TO: Well, we don't know yet, but one of the big concerns is the increasing personality cult of Xi Jinping. It looks like China is going back to the Mao Zedong era in that regard. The big difference between the Mao era and now, though, is that then China may have been a big country, but economically it was very small, and its military didn't have much impact on the outside world.
Now, China is economically very powerful and its military has very advanced equipment. It's concerning that China seems to be more confident about the way they rule the country, politically. I think they started to feel that they are doing better than the democratic countries --one example was the handling of the COVID crisis. This greater confidence is leading them to be more aggressive.
I think that's the biggest concern, especially for countries around China, like Japan, South Korea, and South Asian countries. These countries feel more direct pressure from China. But at the same time, they have very strong economic ties to China, through trade. I think that makes it very difficult to know how to deal with China.
RBG: So many countries, including the U.S., are dependent on Chinese products.
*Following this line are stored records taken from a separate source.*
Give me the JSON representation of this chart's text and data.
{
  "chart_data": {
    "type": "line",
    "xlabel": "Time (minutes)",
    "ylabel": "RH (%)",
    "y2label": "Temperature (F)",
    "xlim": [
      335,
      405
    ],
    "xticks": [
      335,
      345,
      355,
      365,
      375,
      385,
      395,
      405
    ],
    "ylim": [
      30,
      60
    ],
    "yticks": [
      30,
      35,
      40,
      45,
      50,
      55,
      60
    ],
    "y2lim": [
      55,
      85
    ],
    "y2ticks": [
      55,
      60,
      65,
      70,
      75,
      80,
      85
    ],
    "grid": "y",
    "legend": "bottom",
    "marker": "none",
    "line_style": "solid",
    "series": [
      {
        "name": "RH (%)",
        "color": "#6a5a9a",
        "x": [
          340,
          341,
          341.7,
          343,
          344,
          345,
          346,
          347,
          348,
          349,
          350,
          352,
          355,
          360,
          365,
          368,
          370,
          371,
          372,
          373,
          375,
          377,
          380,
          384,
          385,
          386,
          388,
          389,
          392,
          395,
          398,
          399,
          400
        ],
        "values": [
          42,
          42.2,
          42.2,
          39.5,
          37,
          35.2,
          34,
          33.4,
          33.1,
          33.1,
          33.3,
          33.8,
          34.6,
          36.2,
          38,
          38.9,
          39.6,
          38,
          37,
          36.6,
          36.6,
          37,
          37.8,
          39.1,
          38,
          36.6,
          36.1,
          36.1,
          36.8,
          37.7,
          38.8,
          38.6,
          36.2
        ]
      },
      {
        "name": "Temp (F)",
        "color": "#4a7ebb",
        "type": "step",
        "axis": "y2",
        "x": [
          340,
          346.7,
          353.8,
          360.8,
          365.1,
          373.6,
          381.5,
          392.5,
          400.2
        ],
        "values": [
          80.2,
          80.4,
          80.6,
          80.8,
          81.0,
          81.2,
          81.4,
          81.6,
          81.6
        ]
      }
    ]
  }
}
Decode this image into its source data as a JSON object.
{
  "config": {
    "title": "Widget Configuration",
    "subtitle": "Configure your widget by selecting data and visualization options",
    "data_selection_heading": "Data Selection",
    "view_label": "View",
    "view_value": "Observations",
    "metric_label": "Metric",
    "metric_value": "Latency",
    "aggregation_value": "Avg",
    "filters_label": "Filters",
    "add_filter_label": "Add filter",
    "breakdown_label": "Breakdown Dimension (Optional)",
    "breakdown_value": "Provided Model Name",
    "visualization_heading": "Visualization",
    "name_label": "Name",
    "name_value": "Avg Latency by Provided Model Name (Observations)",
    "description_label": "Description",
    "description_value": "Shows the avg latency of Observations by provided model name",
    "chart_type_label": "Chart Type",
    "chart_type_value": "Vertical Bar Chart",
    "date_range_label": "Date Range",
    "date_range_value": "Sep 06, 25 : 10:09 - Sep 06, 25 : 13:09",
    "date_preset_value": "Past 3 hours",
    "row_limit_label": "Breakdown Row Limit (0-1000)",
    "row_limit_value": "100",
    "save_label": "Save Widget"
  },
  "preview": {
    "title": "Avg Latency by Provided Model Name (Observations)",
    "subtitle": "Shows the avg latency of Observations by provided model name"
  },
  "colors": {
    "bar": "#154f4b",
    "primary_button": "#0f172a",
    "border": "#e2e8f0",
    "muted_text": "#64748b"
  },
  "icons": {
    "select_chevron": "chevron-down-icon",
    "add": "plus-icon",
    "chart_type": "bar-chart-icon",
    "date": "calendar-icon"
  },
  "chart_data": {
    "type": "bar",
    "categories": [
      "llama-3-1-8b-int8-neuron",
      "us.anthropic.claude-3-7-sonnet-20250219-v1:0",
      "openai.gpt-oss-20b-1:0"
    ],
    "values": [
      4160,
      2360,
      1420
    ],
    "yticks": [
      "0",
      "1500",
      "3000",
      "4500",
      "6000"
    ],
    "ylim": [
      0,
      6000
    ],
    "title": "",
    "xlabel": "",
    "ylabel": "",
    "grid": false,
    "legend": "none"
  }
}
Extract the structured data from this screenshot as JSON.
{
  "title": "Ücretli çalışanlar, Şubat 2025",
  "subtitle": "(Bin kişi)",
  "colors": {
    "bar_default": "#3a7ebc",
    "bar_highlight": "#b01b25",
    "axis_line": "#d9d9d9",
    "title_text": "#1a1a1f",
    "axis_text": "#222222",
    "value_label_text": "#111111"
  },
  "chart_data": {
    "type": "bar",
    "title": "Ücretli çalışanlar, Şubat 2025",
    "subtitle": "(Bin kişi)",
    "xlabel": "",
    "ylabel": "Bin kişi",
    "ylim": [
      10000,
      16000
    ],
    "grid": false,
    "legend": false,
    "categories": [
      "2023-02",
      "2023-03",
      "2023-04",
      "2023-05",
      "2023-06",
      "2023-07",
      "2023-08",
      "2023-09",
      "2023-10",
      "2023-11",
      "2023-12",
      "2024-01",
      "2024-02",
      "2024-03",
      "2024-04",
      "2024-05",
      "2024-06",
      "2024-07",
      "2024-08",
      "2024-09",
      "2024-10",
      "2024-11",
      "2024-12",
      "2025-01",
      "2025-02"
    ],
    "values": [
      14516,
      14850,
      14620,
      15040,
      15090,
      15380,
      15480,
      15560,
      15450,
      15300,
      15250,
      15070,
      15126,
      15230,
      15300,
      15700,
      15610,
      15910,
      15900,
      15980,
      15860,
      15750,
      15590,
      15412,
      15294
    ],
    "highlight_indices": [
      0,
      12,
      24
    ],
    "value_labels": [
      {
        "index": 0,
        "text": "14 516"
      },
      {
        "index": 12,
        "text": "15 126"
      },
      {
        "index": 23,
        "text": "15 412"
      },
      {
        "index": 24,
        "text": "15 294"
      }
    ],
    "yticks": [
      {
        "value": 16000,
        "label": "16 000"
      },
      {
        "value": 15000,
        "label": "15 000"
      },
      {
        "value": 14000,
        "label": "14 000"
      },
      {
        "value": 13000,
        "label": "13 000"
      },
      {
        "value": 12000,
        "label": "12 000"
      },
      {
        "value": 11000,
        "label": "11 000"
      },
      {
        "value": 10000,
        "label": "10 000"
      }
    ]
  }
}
So that makes the effort to put pressure on the country to enact human rights or other reforms very difficult.
TO: The Biden administration says that today in the world we have a competition between democracy and autocracy. That might be true. But I think the problem democratic countries face now is not primarily the danger of being attacked by the other countries. The challenges American democracy is facing right now, for example, come from internal problems, from inside your own country. So that's what we are going to have to deal with.